Companies are ‘woefully unprepared’ for both the risks from and impact of quantum computing, warns ratings agency Moody’s. This includes updating systems to use post-quantum cybersecurity. One analyst told Tech Monitor large organisations should have “readied themselves” by now for the impact the technology will have.
In its new quantum research report, Moody’s spoke to 200 data, analytics and innovation leaders for financial services and banking companies across Europe and North America. It found 87% of companies lack the budget to adequately invest in the nascent technology.
The report also found that despite warnings from governments and cybersecurity professionals that quantum computers will be able to crack encryption, 86% of those companies surveyed admitted they are not ready for post-quantum cybersecurity. That is despite 84% saying they foresee the need to be ready in the next 2-5 years.
One of the biggest threats facing companies today is from hack now, decrypt later. This is the practice of cybercriminals stealing encrypted information with the intention of cracking it once quantum computers are powerful enough to break the encryption. Thanks to a better understanding of error mitigation and improved algorithms it is expected this point could be reached within a decade.
“Our survey revealed the top five high-potential use cases for quantum computing are: risk analysis, stress testing, cybersecurity, synthetic data, and the detection of fraud and money laundering,” the authors explained.
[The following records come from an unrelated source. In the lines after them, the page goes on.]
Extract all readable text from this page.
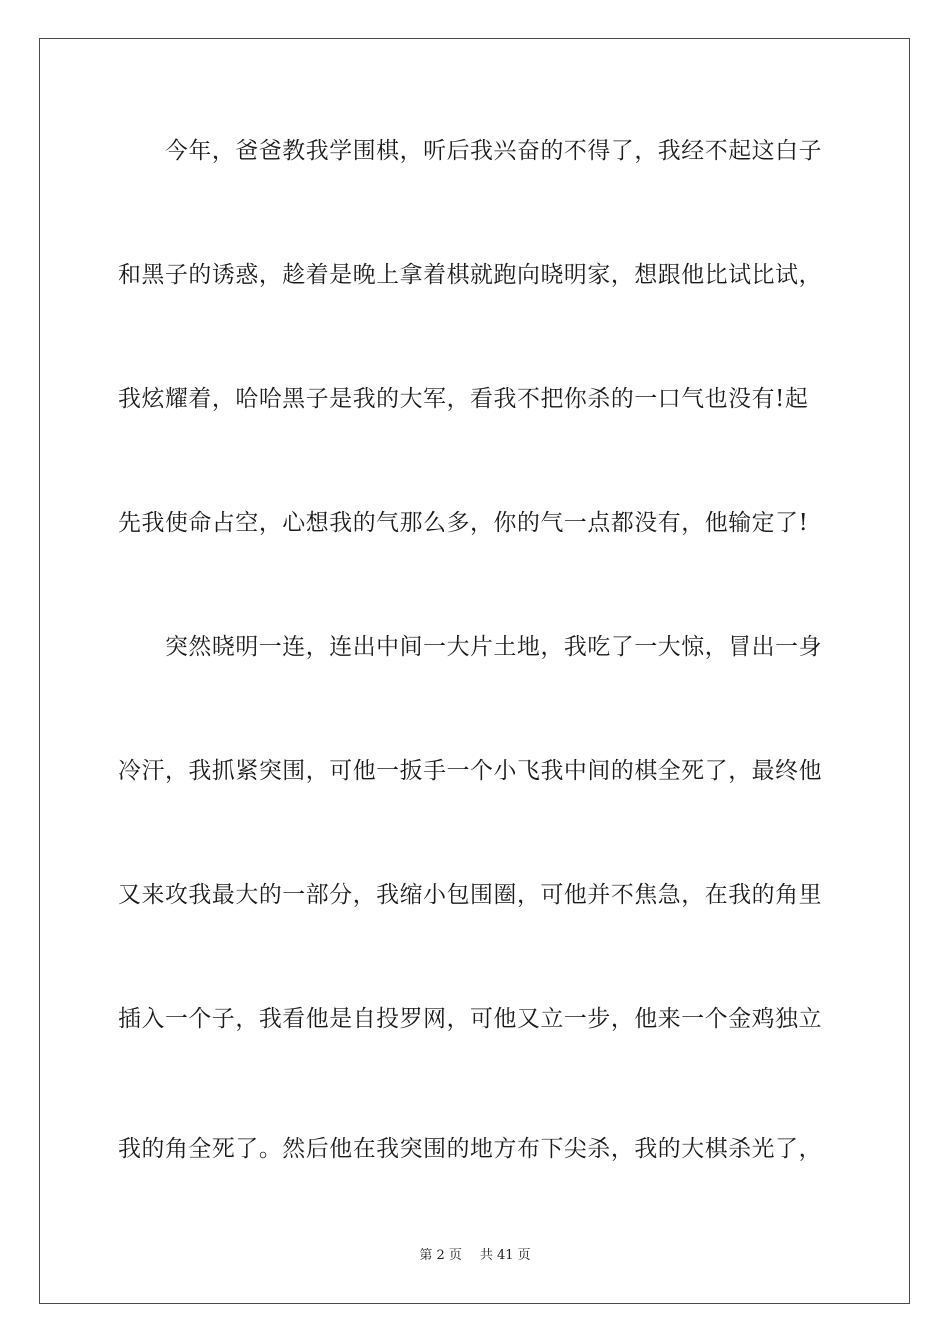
　　今年，爸爸教我学围棋，听后我兴奋的不得了，我经不起这白子
和黑子的诱惑，趁着是晚上拿着棋就跑向晓明家，想跟他比试比试，
我炫耀着，哈哈黑子是我的大军，看我不把你杀的一口气也没有!起
先我使命占空，心想我的气那么多，你的气一点都没有，他输定了!
　　突然晓明一连，连出中间一大片土地，我吃了一大惊，冒出一身
冷汗，我抓紧突围，可他一扳手一个小飞我中间的棋全死了，最终他
又来攻我最大的一部分，我缩小包围圈，可他并不焦急，在我的角里
插入一个子，我看他是自投罗网，可他又立一步，他来一个金鸡独立
我的角全死了。然后他在我突围的地方布下尖杀，我的大棋杀光了，
第 2 页 共 41 页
It could also power breakthroughs in high-frequency trading, fraud prevention and derivative pricing. All areas with complex calculations at the root.
The financial services sector is seen as an early adopter of the technology, with even today's noisy quantum hardware able to make an impact on areas like fraud detection and solving optimisation problems. The majority of the companies investigating quantum computing felt that risk analysis has the biggest potential for impacting the financial services sector. This is the process of identification, analysis and acceptance or mitigation of investment decisions. It contains a significant number of variables and points of consideration which is well suited to the way quantum hardware works.
A paper published in the journal Quantum Information Processing by Sascha Wilkens and Joe Moorhouse at BNP Paribas found that while the current number of available qubits is "far too low to render an actual business application viable" the constraint could be eased in the not too distant future with the advent of the first 1,000+ qubit machines. However, they explained that the million plus fault-tolerant qubit mark "certain computationally intensive algorithms and applications from the financial engineering world might be routinely handled with quantum hardware".
Too late to 'wait and see' on quantum computing
Sergio Gago, managing director for quantum computing at Moody’s Analytics said: “While a ‘wait and see strategy’ is unsurprising, the rising tides of cyber and quantum risk necessitate action from the finance industry. The industry is unprepared for a ‘Y2Q’ event and there is a critical need for education both at the executive and technical levels.”
He warned that every financial institution should have a quantum cybersecurity strategy in place today. If that 86% unpreparedness rate is reflective of enterprise as a whole then it would be a “concerning metric” particularly for financial institutions.
Preparing for a post-quantum cybersecurity environment will require more than just switching to a post-quantum form of cryptography. Many of the existing encryption systems are "on chip" or built into a device. There are also risks throughout the supply chain with significant changes to infrastructure required.
Writing in the report for Moody's Julian van Velzen, CTIO and head of Capgemini’s Quantum Lab, emphasised the importance of post-quantum cryptography, particularly in the financial sector. “The thing about post-quantum cryptography is that it’s essential for everyone who has critical infrastructure, such as utilities and financial services,” he said. “It’s crucial to have secure encryption methods to protect our customers’ information.”
Overall, only 14% of respondents are actively developing quantum computing capabilities either in-house or with external partners. Kristin M. Gilkes, EY Global Innovation’s quantum leader said any large company not actively exploring quantum needs to take action. Speaking to Tech Monitor prior to the Moody's report's publication, Gilkes said “it isn’t too late” for businesses to get up to speed on quantum risk.
“I don't think that it requires a lot of investment,” Gilkes said. “We're really trying to democratize this in such a way that everybody can experiment with it. I think that companies should think of it from an offence and defence perspective. If they're limited or constrained, then perhaps they should really consider the defensive side, which would be the cyber security side, quantum encryption, end to end, that sort of thing.”